El cigarrillo estaba más que mojado. Ya no había humo que
respirar. Mientras buscaba respuestas en su mente giró su cabeza para notar lo
que podría parecer un juego de su mente. La estatua había desaparecido ¿había
estatua? Y de pronto vio a los meseros acompañados de más gente molesta que se
acercaban. Habían sido vistos y la voz de alarma se desató entre los fieles
seguidores acumulándose en una horda asesina sedienta de sangre. Corrieron de
nuevo. Robaron un vehículo. Él manejó y el otro rezaba.
“¿No viste las nubes repletas de sangre? ¿Pudiste ver el
cielo mientras las nubes se transformaban en alas afiladas? ¿Te diste cuenta?
¿Lo sentiste? ¿Me viste caer? ¿Me sentiste llegar? Aquí estoy envuelto en
flamas de piedra y sangre hirviendo. Dame una respuesta Azazel, quien tú eres.
No ves que debes hacer lo que te ordeno.

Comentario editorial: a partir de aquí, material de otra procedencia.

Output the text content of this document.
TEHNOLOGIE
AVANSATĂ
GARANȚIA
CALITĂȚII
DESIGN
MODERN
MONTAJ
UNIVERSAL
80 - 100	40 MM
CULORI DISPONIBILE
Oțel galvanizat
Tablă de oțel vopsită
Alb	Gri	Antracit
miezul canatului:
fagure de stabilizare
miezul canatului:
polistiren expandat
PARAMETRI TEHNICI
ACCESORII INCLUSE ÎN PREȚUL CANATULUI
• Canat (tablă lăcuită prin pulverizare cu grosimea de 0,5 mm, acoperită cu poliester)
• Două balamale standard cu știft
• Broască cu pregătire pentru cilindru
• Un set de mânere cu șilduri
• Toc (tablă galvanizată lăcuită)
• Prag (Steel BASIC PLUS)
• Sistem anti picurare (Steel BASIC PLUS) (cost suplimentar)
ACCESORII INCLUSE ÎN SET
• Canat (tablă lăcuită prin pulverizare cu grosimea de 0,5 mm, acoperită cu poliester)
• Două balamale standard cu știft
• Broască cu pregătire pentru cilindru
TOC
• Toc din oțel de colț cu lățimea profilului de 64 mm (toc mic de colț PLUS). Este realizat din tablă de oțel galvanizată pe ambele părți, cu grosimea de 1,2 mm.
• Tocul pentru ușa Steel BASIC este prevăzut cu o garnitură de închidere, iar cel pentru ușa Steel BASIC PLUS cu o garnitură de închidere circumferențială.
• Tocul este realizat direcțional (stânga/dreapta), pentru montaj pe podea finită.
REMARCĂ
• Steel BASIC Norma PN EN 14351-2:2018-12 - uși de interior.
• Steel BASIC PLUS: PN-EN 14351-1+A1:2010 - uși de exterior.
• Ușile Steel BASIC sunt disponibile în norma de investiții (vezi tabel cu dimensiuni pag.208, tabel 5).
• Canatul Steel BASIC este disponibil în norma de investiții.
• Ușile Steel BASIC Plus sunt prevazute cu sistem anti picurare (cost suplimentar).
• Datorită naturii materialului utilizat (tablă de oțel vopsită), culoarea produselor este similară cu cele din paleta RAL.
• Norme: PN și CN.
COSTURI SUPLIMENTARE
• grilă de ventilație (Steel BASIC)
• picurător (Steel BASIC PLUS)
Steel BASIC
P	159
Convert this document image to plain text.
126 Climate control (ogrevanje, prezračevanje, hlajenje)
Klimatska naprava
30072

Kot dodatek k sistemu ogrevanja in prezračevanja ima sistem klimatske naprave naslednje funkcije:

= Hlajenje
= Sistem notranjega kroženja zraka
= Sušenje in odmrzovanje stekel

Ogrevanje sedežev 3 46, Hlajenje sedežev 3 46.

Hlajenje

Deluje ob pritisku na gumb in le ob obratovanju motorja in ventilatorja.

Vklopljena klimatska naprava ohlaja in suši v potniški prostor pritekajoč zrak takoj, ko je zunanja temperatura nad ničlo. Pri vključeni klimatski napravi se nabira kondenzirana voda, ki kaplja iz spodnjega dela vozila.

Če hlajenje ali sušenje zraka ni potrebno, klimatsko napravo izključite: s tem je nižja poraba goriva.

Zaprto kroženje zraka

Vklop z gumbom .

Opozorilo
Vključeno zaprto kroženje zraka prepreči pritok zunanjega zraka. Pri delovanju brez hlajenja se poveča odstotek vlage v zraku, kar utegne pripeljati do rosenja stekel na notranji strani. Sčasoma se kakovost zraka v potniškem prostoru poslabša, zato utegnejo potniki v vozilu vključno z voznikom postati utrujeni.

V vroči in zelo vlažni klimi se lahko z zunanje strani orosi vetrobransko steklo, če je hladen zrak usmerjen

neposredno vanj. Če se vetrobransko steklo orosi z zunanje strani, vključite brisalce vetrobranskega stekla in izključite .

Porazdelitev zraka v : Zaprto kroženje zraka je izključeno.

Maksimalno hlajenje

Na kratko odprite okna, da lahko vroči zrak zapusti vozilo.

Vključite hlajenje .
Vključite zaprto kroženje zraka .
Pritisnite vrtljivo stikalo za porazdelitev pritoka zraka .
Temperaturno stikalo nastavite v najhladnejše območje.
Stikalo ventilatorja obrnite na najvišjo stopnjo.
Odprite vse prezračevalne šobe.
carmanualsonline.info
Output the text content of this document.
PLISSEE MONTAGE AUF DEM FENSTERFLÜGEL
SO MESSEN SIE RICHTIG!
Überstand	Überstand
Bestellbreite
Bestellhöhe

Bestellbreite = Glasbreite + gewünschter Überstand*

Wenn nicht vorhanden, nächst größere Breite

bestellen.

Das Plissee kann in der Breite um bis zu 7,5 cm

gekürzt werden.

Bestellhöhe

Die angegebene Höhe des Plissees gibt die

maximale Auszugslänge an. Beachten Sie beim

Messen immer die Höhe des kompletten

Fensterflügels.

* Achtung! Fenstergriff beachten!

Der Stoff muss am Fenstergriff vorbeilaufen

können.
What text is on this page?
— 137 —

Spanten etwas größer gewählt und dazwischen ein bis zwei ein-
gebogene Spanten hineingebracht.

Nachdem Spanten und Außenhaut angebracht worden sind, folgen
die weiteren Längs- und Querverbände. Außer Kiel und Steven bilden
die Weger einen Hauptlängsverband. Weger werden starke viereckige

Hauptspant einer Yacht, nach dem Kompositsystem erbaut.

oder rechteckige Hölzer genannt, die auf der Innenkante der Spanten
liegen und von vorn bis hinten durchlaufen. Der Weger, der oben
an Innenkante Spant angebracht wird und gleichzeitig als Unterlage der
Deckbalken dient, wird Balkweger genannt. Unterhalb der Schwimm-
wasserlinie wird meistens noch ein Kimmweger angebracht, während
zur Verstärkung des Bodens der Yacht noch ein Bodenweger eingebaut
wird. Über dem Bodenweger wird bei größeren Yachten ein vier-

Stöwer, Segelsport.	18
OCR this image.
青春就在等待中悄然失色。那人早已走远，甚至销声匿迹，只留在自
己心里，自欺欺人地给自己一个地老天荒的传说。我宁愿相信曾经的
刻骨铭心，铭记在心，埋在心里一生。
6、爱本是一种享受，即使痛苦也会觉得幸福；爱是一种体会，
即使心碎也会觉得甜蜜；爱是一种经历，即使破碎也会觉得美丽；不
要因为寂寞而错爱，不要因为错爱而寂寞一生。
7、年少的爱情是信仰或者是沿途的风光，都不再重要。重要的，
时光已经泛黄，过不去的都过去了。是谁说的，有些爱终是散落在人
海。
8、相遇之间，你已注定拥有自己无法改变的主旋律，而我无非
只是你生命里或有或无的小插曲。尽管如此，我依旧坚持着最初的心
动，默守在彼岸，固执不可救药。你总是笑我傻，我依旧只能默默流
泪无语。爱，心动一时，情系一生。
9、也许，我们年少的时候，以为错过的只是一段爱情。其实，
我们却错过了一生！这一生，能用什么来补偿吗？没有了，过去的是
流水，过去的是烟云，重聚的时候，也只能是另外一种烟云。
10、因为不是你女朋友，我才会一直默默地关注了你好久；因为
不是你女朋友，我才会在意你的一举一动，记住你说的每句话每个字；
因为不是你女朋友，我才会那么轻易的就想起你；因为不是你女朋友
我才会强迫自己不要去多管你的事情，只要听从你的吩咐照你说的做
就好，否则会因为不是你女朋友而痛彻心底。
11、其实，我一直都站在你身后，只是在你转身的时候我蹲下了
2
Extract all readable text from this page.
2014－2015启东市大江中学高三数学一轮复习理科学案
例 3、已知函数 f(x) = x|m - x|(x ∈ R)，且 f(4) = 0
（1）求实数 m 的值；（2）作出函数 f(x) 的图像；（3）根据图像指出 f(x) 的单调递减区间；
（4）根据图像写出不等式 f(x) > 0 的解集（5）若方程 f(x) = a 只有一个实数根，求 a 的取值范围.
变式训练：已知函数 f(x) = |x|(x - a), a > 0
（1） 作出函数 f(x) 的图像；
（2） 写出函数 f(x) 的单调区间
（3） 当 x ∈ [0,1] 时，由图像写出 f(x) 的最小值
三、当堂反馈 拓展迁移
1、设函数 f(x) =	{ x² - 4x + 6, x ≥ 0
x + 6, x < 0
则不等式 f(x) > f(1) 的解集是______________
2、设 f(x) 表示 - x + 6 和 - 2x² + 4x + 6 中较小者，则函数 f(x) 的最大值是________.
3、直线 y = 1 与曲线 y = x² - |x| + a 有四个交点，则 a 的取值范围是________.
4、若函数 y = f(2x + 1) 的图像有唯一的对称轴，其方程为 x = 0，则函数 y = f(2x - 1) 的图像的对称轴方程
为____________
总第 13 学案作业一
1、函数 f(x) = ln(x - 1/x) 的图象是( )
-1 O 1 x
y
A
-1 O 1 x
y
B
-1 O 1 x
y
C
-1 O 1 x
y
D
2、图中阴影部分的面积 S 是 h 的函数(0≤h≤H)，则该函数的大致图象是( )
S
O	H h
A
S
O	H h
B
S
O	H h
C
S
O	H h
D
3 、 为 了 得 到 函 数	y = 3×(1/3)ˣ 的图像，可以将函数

Tráeme a las mujeres que ansío
descendencia”.
Repetía el tipo mientras la mirada atónita del ahora conductor
se cruzaba entre los ojos del asesino y el camino y la lluvia que moría al
acariciar el vehículo. La letanía de preguntas comenzaba a perturbar su
ilusoria paz y comenzó a ver como las gotas que corrían desparramadas por el
vidrio se reían de su ignorancia, de él, de su mente. Detuvo la marcha. Bajó.
El otro bajó con él. Caminó huyendo de él. Corrió. El otro le siguió. Gritó
mientras corría. Clamó por auxilio. Nadie se acercó. Nadie respondió. La lluvia
arreciaba.
“¿Por qué mataste al cocinero? ¿Qué te debía? ¿Tenía una
mujer que deseabas y no te la dio maldito repugnante? ¡Responde!”.
“Era Arakiel y se negó a obedecerme. Él vino primero. No debió
ser así. Tú fuiste el próximo. Y morirás si no me llevas donde las mujeres
hijas de los hombres.
Estás demente. ¿Arakiel? ¿Azazel? ¿Qué es esto? ¿Dios qué es
esto? – Gritó desesperado.
Dios no te escuchará,
recién le maté. ¿No viste las nubes repletas de sangre? ¿Acaso no ves como
sangran los ríos? Vamos Azazel. No cuestiones más y ven conmigo que el diablo
nos espera. La fiesta apenas comienza, luego no habrá espacio para las pisadas
de nuestros hijos. Esta vez yo reinaré.